Ouch. EFAX drives are the new SMR version it seems. You might have been lucky, it might have added okay.

The problem with these drives, basically, is you cannot stream data to them. They'll accept so much, fill up their CMR buffers, and then stall while they do an internal re-organisation. And by the time they start responding again, the OS thinks the drive has failed ...

I've just bought a Toshiba N300 8TB for £165 as my backup drive. As far as I know that's an okay drive for raid - I haven't heard any bad stories about SMR being sneaked in ... I've basically split it in 2, 3TB as a spare partition for my raid, and 5TB as backup for my 6TB (3x3) raid array.

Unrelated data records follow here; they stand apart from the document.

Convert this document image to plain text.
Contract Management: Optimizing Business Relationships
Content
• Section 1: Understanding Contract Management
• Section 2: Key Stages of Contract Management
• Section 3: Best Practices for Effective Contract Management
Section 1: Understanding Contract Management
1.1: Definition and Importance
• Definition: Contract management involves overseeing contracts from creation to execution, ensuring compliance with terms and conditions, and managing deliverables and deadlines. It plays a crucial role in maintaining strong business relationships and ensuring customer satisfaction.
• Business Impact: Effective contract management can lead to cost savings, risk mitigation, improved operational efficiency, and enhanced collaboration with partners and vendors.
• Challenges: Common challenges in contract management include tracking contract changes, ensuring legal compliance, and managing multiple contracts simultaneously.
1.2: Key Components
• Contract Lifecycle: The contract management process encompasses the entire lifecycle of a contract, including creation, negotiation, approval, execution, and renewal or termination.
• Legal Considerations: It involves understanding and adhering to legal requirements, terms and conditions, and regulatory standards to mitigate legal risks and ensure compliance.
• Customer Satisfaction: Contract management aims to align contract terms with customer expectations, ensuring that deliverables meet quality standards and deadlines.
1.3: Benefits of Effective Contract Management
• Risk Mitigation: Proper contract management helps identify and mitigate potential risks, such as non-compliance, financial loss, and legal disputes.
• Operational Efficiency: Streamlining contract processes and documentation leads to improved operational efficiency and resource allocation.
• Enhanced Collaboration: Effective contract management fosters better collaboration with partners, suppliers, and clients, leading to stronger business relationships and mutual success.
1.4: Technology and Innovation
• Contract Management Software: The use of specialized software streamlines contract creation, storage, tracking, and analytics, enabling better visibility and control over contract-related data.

Look at creating a raid-10 from your WDs, or if you create a new raid-5 array from scratch using --assume-clean then format it, you're probably okay. Replacing SMRs with CMRs will probably work fine so if one of your WDs fail, you should be okay replacing it, so long as it's not another SMR :-) (If you do a scrub, expects loads of parity errors first time :-) but you will probably get away with it if you're careful.